The fat vs carbohydrate debate was further complicated by the findings of The Prospective Urban Rural Epidemiology (PURE) study, a large, epidemiological cohort study of adults aged 35-70 years from 18 countries, published in 2017. It concluded that a “high carbohydrate intake was associated with higher risk of total mortality, whereas total fat and individual types of fat were related to lower total mortality." However there have been questions about the methodology and conclusions PURE study makes headlines, but the conclusions are misleading. This demonstrates the complexity of analysing the relationship between nutritional factors and non-communicable diseases

Air Pollution: An Emerging Risk Factor. As well as socioeconomic and behavioural risk factors, an individual’s environment plays a key role in the development of cardiovascular disease.
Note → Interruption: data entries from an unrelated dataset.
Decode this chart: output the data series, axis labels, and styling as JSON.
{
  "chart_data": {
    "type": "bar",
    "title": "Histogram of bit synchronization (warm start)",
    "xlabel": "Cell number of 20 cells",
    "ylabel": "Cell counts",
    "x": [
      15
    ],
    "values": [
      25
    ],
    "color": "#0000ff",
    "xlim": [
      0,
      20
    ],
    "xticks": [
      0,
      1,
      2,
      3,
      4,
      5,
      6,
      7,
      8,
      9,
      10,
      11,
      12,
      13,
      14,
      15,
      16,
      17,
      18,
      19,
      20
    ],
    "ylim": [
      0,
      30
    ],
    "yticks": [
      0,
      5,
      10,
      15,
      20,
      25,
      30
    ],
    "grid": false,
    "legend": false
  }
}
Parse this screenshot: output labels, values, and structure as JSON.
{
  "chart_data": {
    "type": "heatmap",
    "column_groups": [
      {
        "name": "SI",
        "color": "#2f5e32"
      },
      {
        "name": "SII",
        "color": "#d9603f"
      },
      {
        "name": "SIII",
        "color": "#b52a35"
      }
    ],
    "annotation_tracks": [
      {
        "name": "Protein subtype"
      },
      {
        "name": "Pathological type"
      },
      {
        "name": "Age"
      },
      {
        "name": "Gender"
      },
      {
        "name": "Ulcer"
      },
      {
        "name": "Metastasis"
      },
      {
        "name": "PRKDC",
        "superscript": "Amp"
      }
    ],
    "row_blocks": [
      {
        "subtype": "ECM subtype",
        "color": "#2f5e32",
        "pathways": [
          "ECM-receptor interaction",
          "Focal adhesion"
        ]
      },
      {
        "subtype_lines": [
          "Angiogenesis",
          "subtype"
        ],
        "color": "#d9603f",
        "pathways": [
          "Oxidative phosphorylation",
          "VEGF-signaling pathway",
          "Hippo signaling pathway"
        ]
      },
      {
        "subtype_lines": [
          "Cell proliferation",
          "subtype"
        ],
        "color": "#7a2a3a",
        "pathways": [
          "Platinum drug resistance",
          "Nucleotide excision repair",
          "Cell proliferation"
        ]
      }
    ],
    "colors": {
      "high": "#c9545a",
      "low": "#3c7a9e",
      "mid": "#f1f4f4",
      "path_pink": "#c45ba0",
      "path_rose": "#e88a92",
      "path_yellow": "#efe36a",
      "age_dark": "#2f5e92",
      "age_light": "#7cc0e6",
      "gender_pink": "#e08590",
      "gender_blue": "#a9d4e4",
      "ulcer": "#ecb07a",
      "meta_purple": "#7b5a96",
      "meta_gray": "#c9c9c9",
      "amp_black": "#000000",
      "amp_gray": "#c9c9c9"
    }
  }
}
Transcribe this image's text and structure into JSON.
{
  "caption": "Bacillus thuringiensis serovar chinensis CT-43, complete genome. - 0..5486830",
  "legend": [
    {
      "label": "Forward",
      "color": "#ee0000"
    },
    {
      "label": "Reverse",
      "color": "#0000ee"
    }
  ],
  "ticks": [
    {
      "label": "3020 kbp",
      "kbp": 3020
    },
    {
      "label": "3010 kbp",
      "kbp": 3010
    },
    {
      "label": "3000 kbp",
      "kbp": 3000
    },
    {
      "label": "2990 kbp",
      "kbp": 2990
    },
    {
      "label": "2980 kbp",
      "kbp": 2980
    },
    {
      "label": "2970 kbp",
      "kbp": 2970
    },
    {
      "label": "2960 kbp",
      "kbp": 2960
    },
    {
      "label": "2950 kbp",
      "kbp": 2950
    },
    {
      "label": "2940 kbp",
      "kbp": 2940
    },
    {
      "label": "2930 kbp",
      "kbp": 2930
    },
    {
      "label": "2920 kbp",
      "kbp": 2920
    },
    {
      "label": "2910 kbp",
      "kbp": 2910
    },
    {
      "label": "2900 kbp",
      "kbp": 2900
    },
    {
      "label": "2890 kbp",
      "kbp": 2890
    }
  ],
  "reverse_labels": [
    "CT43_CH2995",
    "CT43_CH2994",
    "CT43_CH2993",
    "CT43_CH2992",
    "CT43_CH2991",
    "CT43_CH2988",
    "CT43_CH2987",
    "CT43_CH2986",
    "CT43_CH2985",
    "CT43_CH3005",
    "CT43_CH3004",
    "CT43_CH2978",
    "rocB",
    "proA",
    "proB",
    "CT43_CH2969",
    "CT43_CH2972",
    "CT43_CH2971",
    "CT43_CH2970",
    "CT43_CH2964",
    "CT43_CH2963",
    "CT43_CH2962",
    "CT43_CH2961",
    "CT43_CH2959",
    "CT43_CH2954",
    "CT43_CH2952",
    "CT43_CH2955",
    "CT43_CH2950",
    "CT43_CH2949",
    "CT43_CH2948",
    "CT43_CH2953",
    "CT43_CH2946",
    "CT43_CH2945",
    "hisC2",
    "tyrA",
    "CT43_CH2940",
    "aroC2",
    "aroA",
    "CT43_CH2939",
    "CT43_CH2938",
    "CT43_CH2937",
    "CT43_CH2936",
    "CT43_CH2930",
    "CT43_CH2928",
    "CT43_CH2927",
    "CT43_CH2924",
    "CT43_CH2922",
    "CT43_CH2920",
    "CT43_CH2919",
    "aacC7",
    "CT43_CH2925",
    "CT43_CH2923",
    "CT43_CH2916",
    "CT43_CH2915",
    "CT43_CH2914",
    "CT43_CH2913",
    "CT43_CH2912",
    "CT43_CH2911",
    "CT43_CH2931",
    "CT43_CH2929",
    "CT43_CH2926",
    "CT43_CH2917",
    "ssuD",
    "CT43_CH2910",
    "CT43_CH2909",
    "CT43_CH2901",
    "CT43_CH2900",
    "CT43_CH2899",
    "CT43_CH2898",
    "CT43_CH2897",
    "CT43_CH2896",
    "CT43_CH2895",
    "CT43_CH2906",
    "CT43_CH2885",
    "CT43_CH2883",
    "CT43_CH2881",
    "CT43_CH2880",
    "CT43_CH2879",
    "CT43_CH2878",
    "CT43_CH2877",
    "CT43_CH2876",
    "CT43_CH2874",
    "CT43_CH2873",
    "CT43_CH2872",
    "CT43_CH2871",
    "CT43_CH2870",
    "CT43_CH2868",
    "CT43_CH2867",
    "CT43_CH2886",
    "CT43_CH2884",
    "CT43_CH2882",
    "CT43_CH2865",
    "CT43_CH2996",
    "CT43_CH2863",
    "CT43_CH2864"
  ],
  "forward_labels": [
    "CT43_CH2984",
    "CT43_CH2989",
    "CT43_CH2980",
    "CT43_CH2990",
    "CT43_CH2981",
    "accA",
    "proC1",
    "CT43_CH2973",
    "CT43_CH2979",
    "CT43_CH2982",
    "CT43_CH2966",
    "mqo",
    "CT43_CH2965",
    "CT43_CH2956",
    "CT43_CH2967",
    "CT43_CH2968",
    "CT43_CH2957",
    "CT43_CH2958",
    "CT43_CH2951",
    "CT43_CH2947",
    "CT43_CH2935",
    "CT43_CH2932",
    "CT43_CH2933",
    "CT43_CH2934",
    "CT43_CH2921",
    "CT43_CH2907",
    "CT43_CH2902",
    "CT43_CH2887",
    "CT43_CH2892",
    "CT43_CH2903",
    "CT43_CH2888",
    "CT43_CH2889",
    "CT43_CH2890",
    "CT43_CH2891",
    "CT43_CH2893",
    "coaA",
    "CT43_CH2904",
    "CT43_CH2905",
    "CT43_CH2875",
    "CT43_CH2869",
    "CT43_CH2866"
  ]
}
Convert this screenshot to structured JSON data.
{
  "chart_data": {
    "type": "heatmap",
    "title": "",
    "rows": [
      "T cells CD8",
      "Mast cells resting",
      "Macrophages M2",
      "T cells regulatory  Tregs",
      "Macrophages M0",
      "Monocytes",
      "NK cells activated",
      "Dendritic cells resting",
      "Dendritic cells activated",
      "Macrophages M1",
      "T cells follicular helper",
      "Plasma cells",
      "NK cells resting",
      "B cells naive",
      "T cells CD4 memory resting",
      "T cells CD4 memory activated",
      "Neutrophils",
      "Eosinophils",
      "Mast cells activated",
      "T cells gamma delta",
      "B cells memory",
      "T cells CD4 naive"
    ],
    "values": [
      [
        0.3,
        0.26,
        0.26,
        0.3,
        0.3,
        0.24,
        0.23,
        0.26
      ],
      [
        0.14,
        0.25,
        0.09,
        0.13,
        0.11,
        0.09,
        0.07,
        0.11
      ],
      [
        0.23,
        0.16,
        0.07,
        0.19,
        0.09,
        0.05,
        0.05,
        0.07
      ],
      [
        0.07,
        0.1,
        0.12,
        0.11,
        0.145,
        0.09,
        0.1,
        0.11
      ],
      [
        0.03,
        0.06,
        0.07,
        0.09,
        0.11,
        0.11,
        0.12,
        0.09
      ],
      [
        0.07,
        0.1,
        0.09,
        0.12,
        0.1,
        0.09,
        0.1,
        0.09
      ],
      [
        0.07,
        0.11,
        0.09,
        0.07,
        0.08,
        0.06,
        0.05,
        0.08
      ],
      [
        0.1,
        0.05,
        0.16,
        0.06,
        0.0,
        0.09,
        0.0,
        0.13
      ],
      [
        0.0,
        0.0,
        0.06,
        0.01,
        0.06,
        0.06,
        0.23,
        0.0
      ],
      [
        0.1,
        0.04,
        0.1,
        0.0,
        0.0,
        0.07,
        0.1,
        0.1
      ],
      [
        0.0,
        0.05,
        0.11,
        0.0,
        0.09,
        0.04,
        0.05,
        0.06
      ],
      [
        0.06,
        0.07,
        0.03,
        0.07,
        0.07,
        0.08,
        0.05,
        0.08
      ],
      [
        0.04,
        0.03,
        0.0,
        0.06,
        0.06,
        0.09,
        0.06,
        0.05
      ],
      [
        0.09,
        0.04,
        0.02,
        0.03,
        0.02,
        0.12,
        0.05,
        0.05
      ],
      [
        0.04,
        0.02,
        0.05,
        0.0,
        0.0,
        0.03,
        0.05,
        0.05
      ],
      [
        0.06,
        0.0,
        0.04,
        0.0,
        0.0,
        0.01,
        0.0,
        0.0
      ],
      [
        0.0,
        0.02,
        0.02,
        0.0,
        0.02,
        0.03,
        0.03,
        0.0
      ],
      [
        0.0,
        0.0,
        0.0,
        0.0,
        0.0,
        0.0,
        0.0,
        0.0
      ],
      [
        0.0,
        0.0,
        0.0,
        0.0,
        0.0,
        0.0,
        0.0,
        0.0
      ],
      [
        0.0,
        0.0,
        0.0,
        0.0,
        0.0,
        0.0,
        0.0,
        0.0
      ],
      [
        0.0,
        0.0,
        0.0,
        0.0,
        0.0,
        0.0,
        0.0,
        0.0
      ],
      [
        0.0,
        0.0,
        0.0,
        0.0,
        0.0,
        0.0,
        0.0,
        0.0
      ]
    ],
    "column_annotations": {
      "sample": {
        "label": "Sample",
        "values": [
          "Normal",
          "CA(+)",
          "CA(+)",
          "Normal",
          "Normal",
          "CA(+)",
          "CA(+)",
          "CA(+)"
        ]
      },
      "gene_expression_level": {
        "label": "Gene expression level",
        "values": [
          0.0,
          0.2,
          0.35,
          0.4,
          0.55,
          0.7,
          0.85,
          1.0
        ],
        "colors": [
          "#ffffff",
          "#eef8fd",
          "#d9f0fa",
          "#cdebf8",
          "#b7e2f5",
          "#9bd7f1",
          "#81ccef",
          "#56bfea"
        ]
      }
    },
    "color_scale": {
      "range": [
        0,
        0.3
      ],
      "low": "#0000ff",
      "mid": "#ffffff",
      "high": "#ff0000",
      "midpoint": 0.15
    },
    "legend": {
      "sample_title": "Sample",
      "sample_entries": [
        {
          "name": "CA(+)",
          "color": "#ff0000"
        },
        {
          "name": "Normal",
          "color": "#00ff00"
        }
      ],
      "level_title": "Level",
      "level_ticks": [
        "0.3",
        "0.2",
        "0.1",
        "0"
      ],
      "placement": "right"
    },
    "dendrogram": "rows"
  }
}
Air pollution can be seen as an emerging risk factor due to the rapid urbanisation of lower income countries and the increasing global impact of climate change. Air Pollution and Cardiovascular Disease outlines in more detail the role that air pollution has on cardiovascular disease.

So we see that despite the many years of research into CVD, there are still many questions. These include the best way to prevent and reduce the burden of disease in populations - as we explore in later sections of the course.